Рванул ее на себя, разрывая, грохнулся на деревянные доски пола, рядом упал револьвер.
— Что, страшишься, несчастный? Будет, побаловались! — дуло уперлось в грудь, ноги в старых башмаках скребли по половицам.
— Господи, нет! Разве не на плейере? — все тем же не своим голосом воскликнул Гийом. И сам себе ответил испуганно:
— Что это? Ты говоришь по-французски??? А раньше отчего кричал на русском, препятствуя работать «Арльских дам»?
Черт! Это еще что за новости? Русского Гийом, разумеется, не знал. Получается — кто-то приходил до него? Предыдущая жертва синдрома?
— Месье Ван Гог, пожалуйста, положите оружие, я все объясню, но сначала уберите это подальше, — сказал Гийом как можно спокойнее, пытаясь копировать переговорщиков из детективных фильмов.
И отбросил пистолет в сторону.
— Ты кто? Звуковое видение? Говорящий психоз? — встал с пола и прыгнул к висевшему в углу зеркалу.
Винсент Виллем Ван Гог, настоящий, растрепанный, с красным лицом и удивленно поднятыми бровями, пристально смотрел Гийому в глаза.
— Болен, помешан, болен…
— Месье Ван Гог, великий, непревзойденный, гениальный месье Ван Гог! В это трудно поверить, но я — не ваше безумие, я — Гийом Бель, парижский художник, из двадцать первого века.

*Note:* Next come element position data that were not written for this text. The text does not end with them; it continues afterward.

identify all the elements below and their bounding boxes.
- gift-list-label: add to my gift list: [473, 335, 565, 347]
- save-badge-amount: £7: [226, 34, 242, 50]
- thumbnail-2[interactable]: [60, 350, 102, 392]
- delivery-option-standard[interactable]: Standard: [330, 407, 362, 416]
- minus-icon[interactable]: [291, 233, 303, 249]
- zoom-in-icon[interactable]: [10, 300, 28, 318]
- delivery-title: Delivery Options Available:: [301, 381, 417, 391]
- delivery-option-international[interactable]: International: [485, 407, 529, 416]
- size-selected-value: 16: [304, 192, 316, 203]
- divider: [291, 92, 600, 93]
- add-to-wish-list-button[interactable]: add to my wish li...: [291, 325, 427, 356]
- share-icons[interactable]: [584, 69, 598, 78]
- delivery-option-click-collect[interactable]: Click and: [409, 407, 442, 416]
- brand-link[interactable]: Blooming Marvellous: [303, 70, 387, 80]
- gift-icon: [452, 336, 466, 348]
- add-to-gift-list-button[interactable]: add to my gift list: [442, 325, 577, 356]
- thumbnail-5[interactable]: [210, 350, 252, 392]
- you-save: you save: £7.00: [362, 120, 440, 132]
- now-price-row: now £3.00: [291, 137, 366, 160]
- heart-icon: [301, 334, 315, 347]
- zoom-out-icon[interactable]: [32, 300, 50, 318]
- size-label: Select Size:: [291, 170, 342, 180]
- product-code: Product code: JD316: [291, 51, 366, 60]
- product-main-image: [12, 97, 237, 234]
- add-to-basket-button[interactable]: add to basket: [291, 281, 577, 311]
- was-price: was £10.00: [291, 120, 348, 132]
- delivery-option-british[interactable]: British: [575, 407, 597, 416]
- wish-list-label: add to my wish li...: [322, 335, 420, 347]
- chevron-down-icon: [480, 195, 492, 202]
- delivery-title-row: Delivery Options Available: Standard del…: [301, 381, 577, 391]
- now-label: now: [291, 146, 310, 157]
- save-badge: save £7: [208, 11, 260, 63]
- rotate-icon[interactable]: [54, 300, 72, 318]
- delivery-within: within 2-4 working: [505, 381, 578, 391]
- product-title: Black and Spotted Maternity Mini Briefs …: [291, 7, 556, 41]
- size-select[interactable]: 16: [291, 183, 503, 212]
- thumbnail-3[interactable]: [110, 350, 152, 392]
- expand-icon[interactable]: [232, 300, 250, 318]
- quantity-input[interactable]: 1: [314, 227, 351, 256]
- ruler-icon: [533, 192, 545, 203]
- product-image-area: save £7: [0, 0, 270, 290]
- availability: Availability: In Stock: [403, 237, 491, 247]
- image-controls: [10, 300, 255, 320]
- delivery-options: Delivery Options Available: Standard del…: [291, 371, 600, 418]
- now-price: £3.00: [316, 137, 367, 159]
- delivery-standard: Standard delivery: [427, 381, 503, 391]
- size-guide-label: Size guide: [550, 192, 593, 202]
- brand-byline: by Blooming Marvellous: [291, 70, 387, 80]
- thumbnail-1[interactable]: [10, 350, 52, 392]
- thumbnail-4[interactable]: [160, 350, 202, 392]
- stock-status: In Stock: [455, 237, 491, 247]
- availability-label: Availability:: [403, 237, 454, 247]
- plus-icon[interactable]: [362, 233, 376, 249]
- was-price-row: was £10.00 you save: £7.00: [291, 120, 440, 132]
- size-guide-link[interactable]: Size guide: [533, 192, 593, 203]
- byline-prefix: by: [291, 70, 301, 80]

Конечно, много информации так вот сразу, тем более про будущее, сейчас начнутся вопросы про счетные машины Жюля Верна и полеты на Луну, но надо же как-то отрезвить потенциального самоубийцу! Еще не хватало, чтоб из-за него, Гийома!..
Винсент моргнул, снова моргнул и вдруг засмеялся.
— Великий? Я? Что-что, а уж такого мне самому не выдумать нарочно!
— И самый дорогой! — Винсент в зеркале убедительно кивнул головой. — Ваш рекорд — восемьдесят два с половиной миллиона долларов!
— Что? Сколько? Как? — художник сполз на стоящую рядом тумбочку.
В дверь робко постучали. Винсент резко вскочил и, на ходу приглаживая волосы, бросился открывать. На пороге стояла молодая девушка в розовом платье до пола и высокой прической.
— Мадемуазель Марго, я опять вас напугал, простите великодушно.
И это юное созданье — Маргарита Гаше? Предмет вечных споров вангоговских биографов на тему «было или нет»?
— Мое беспокойство всегда только лишь о вашем здравии, месье Винсент, — сказал кучерявый ангел и слегка поклонился. — Я направлялась к вам узнать, не помешает ли вашему творчеству, если я немного поиграю на фортепьяно?